I was there a long time, seeing new patients come and go. Clint took a little snooze, he can sleep anywhere! His years as a shift worker for PECO taught him to sleep anywhere. I fiddled with my phone and read and ate of course!!!
The room was filled with pings and beeps, nurses bustling around changing chemo bags hanging on poles, escorting patients to the bathrooms... all that liquid they pump in has to go somewhere!!!
As my day wound down I realized that what they say is true. Your thougths about something are most often worse than what really happens.

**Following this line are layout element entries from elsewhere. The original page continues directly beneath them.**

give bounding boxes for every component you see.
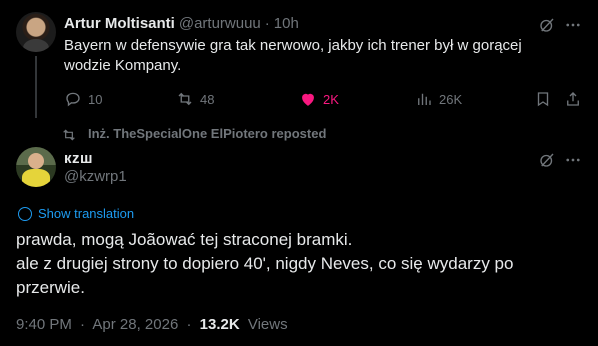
share-button[interactable] — [562, 88, 584, 110]
tweet-date[interactable]: Apr 28, 2026 — [92, 316, 178, 333]
more-icon[interactable] — [562, 149, 584, 171]
views-count[interactable]: 13.2K — [200, 316, 240, 333]
reply-button[interactable]: 10 — [64, 88, 102, 110]
tweet-text: Bayern w defensywie gra tak nerwowo, jak… — [64, 37, 522, 74]
repost-icon — [63, 129, 75, 141]
author-name[interactable]: Artur Moltisanti — [64, 14, 175, 34]
avatar[interactable] — [16, 147, 56, 187]
views-label: Views — [247, 316, 288, 333]
author-name[interactable]: кzш — [64, 150, 93, 167]
timestamp[interactable]: 10h — [274, 14, 299, 34]
separator: · — [186, 316, 192, 333]
tweet-meta: 9:40 PM · Apr 28, 2026 · 13.2K Views — [16, 316, 288, 333]
views-count: 26K — [439, 91, 463, 107]
tweet-header: Artur Moltisanti @arturwuuu · 10h — [64, 14, 299, 34]
like-button[interactable]: 2K — [299, 88, 339, 110]
reply-count: 10 — [88, 91, 103, 107]
repost-header-text: Inż. TheSpecialOne ElPiotero reposted — [88, 126, 327, 141]
repost-header[interactable]: Inż. TheSpecialOne ElPiotero reposted — [63, 126, 327, 141]
show-translation-label: Show translation — [38, 206, 135, 221]
more-icon[interactable] — [562, 14, 584, 36]
tweet-time[interactable]: 9:40 PM — [16, 316, 72, 333]
tweet-body-line-2: ale z drugiej strony to dopiero 40', nig… — [16, 254, 514, 297]
tweet-body-line-1: prawda, mogą Joãować tej straconej bramk… — [16, 230, 353, 249]
show-translation-link[interactable]: Show translation — [18, 206, 134, 221]
reply-icon — [66, 92, 80, 107]
bookmark-button[interactable] — [532, 88, 554, 110]
avatar[interactable] — [16, 12, 56, 52]
share-icon — [567, 92, 579, 106]
repost-button[interactable]: 48 — [176, 88, 214, 110]
reply-tweet[interactable]: Artur Moltisanti @arturwuuu · 10h Bayern… — [0, 0, 598, 120]
globe-icon — [18, 206, 32, 221]
like-icon — [302, 93, 314, 106]
repost-count: 48 — [200, 91, 215, 107]
grok-icon[interactable] — [536, 14, 558, 36]
separator: · — [80, 316, 86, 333]
action-bar: 10 48 2K 26K — [64, 88, 584, 110]
repost-icon — [178, 92, 192, 106]
like-count: 2K — [323, 91, 339, 107]
tweet-body: prawda, mogą Joãować tej straconej bramk… — [16, 228, 576, 300]
author-handle[interactable]: @kzwrp1 — [64, 168, 127, 185]
author-handle[interactable]: @arturwuuu — [179, 14, 261, 34]
separator: · — [264, 15, 270, 32]
grok-icon[interactable] — [536, 149, 558, 171]
bookmark-icon — [537, 92, 549, 107]
views-icon — [418, 93, 431, 105]
views-button[interactable]: 26K — [415, 88, 462, 110]
thread-connector-line — [35, 56, 37, 118]
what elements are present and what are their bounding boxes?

I know by checking my phone and messages that everyone was sending thoughts and prayers my way ... I have to say that your energy carried me through this day of drugs and anxiety. I was on a cloud and surrounded by Angels. I was in a great mood- laughing and joking with the doctors and nurses and people around me. You all helped me through this and I thank you!!!
I came home a little"SHUNGOD"(I know that is not the spelling) as they say in Italian... goofy, light headed and maybe a bit confused.
But, my spirits were up and I know that is because of all your prayers and good energy! I do believe in that!
I came home to dinner on my doorstep, flowers on my porch, cards in my doorway and packages sent in the mail. I came home to realize that I am so lucky to have so many people who care for me in my life, who are on this journey with me, who lift me up and send me healing energy. I am lucky indeed!!
My kids tell me I use too many exclamation points when I write but you know what???
I have to because that is me and exclamaiton points are a good sign that I am feeling good!
Thanks you everyone! I am so grateful for your thoughts and prayers adn support.
I can do this, I AM doing this. I will be OK!!!!!!!!!!!!!!!!!!!!!!!!!!!!!!!!!!!!!!!!!!!!!